Saturday, November 29, 2008

Everybody Hurts

A couple of days ago I walked into the nearby White Hen convenience store to pick up a cup of coffee. There was a song playing on the radio, by the band R.E.M. (It might have been the original version, or it might have been a cover version by another band or musician. I’m not sure.) The song was entitled “Everybody Hurts”.

Later, I found the complete lyrics to the song via a Web search. Here are those lyrics:
When the day is long and the night, the night is yours alone,
When you're sure you've had enough of this life, well hang on
Don't let yourself go, 'cause everybody cries and everybody hurts sometimes.

Sometimes everything is wrong. Now it's time to sing along
When your day is night alone, (hold on, hold on)
If you feel like letting go, (hold on)
When you think you've had too much of this life, well hang on.

'Cause everybody hurts. Take comfort in your friends
Everybody hurts. Don't throw your hand. Oh, no. Don't throw your hand
If you feel like you're alone, no, no, no, you are not alone.
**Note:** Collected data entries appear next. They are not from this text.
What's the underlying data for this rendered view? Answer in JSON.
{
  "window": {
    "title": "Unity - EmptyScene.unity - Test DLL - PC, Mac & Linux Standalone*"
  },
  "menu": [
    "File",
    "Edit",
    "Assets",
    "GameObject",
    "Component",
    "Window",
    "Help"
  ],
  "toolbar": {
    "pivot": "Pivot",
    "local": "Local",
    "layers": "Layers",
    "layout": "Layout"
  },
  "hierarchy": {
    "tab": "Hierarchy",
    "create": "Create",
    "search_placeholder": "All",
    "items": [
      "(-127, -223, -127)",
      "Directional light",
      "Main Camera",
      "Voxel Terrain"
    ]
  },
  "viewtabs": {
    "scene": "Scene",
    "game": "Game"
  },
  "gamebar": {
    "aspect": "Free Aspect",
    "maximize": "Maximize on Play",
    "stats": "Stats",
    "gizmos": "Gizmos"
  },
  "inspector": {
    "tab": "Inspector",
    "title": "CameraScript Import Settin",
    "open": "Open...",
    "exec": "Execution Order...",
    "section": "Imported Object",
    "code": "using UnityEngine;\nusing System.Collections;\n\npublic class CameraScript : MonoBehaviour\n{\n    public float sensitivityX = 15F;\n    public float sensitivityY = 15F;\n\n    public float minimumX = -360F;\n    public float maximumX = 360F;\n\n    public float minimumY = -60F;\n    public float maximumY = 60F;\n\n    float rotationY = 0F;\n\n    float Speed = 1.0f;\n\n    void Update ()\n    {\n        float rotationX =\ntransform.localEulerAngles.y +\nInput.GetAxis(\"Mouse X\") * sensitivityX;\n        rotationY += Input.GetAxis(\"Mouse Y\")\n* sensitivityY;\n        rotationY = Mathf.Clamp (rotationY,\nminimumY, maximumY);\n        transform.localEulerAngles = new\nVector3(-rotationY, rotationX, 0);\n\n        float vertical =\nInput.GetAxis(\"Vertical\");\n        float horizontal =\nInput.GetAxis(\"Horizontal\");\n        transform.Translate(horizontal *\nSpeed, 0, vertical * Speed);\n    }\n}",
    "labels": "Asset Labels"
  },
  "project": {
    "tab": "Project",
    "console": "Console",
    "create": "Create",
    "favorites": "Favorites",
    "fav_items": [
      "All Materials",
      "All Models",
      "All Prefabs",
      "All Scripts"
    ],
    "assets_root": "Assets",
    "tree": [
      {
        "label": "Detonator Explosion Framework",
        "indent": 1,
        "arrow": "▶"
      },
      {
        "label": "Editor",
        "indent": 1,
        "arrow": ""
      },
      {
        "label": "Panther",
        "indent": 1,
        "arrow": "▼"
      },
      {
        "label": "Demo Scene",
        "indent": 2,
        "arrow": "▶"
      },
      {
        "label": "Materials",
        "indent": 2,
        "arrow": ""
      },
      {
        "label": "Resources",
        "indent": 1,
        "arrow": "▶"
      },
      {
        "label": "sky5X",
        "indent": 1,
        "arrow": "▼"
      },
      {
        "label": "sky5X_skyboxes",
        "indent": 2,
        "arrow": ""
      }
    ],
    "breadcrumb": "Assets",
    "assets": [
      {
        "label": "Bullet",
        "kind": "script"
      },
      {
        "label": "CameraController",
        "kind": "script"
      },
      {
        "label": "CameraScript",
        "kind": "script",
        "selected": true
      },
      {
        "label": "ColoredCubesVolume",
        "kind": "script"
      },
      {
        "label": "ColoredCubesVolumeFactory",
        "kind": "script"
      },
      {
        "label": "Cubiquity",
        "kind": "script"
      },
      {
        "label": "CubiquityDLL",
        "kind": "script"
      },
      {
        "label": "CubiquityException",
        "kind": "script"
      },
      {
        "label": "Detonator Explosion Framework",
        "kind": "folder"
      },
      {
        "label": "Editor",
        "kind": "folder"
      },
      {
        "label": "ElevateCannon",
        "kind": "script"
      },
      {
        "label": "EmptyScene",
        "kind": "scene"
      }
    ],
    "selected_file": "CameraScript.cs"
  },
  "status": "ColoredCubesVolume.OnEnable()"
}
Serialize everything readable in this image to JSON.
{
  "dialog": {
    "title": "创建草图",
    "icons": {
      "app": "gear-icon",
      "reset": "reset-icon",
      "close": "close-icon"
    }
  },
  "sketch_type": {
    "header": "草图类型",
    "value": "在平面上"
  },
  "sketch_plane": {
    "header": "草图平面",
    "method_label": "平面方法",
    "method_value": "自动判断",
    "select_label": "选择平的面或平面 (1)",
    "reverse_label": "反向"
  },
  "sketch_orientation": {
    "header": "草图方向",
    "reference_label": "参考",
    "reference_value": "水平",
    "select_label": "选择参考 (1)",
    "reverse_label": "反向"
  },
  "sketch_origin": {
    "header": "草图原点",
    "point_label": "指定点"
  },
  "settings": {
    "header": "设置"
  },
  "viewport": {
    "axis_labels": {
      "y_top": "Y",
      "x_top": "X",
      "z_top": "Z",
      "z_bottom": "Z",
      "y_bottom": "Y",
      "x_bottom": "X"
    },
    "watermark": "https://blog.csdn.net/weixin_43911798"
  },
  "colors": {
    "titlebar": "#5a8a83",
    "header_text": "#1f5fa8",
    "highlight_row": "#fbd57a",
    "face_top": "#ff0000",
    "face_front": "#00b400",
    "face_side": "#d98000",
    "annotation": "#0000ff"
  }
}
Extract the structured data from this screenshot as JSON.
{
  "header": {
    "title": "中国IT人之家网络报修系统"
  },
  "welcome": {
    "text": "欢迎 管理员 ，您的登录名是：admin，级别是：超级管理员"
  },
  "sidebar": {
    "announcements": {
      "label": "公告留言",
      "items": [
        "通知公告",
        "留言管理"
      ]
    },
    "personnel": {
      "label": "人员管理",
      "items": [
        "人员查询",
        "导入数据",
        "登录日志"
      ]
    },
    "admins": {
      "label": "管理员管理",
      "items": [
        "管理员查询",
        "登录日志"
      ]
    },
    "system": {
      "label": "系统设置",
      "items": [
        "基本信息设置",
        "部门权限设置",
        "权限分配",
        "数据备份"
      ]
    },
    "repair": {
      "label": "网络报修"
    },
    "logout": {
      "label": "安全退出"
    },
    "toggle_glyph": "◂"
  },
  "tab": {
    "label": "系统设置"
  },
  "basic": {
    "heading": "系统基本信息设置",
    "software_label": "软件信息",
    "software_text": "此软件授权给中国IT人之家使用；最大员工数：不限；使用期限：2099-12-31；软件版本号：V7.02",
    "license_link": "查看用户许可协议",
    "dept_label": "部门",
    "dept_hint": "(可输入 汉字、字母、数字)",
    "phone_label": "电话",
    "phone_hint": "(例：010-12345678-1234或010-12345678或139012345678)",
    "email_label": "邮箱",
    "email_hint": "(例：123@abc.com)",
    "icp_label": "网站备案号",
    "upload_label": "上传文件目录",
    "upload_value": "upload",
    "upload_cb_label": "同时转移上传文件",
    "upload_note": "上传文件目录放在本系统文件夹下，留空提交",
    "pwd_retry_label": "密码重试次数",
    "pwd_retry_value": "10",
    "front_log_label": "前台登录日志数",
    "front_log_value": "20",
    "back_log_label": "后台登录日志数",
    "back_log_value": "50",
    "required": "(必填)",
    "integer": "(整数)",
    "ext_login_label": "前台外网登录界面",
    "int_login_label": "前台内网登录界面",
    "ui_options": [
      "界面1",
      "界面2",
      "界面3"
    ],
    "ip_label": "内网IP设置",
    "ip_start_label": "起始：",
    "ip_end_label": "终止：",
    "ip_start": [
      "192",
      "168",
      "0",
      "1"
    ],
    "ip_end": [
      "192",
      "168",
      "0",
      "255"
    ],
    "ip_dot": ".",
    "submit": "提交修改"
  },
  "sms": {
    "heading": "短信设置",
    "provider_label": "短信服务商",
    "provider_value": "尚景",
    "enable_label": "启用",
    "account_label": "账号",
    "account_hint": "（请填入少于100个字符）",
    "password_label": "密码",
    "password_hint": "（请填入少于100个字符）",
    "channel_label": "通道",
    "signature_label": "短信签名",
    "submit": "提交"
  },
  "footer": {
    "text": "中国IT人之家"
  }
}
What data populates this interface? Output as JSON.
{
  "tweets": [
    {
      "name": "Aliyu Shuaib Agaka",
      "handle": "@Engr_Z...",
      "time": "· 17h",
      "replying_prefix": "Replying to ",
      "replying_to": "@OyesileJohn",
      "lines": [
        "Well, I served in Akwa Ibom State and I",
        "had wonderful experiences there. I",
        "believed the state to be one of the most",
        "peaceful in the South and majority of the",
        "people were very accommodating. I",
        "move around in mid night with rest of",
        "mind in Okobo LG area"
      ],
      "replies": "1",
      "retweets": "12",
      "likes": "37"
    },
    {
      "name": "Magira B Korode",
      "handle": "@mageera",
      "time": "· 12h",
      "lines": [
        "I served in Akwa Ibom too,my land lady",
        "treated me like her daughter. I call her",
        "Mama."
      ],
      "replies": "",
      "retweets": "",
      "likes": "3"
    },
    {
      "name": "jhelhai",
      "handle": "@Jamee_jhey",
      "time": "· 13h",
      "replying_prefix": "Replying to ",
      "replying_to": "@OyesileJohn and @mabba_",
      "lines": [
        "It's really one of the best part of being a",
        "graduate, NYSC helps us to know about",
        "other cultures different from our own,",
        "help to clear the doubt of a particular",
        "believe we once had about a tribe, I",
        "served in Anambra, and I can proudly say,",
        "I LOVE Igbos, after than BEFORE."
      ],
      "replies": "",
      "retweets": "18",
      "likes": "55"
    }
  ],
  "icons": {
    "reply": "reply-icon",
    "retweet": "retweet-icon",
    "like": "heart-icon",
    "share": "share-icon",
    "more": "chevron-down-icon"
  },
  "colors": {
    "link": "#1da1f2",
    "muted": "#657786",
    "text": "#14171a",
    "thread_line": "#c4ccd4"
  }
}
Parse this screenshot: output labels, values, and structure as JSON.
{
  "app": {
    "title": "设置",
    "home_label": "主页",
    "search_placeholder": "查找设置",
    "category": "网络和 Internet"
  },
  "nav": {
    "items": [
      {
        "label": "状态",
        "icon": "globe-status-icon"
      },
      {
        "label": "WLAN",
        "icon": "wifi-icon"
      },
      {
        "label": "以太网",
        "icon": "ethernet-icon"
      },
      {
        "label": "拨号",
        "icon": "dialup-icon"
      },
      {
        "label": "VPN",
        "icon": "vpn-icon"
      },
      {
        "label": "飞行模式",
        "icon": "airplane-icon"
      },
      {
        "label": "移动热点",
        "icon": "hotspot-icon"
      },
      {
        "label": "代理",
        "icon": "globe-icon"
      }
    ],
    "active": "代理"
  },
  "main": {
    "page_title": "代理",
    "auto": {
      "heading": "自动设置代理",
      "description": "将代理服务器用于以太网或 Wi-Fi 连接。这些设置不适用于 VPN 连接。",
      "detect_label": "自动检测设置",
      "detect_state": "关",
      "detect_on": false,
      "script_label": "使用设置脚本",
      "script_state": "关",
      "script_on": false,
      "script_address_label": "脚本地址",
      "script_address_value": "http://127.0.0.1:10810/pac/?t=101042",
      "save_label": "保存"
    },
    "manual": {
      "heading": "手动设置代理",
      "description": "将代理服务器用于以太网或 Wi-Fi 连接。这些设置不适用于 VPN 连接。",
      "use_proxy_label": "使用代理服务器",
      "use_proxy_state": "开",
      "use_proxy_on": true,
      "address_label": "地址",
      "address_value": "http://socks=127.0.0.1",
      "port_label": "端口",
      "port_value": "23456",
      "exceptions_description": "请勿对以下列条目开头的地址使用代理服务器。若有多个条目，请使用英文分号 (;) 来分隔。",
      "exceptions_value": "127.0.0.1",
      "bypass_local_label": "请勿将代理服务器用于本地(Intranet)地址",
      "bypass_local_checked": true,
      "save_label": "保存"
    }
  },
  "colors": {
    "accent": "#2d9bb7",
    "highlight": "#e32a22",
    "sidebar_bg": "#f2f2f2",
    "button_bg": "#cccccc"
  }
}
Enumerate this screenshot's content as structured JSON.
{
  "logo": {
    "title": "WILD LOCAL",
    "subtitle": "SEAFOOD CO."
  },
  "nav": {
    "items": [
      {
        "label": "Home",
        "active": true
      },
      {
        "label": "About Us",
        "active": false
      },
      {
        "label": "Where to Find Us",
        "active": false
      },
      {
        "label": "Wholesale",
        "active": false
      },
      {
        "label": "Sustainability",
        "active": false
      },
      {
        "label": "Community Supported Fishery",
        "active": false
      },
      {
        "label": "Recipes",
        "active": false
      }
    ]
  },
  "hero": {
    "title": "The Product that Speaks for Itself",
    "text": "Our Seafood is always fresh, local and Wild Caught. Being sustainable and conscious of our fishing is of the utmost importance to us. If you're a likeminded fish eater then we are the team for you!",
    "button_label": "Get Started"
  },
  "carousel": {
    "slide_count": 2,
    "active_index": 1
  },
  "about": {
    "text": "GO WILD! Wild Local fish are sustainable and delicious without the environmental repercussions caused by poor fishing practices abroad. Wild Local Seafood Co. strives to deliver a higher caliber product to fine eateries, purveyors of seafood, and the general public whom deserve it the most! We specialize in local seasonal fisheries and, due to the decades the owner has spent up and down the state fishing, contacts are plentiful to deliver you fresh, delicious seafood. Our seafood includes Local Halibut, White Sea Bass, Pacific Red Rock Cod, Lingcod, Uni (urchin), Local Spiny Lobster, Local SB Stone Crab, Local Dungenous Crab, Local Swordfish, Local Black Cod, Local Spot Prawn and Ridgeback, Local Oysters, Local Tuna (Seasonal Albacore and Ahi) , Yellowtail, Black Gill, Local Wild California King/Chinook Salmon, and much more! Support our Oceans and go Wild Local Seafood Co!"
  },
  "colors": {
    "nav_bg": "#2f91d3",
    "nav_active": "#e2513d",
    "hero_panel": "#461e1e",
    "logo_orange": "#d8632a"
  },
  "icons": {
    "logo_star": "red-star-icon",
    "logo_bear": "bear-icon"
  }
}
If you're on your own in this life, the days and nights are long,
When you think you've had too much of this life to hang on.

Well, everybody hurts sometimes,
Everybody cries. And everybody hurts sometimes
And everybody hurts sometimes. So, hold on, hold on
Hold on, hold on, hold on, hold on, hold on, hold on
Everybody hurts. You are not alone.
As I listened to the song, I felt as if God was speaking to me through that song. You can take that however you want to take it. You probably won’t be wrong.

Regarding the need to “hold on,” I’m trying to take the advice contained in the song, even though it isn’t easy, and even though it’s hard to “take comfort in your friends” when one feels as if there are very few people who genuinely fit that description.

Of course, God is the ultimate friend. (“Greater love hath no man than this, that he lay down his life for his friends.”)

But people still need the love and support of other people. They need to feel as if they can share their burdens without being condemned (or, in some cases, incarcerated) for doing so. They need to be able to believe that a brighter day is coming.

Such a belief is far more plausible when people offer help in practical ways, not just in terms of lip service.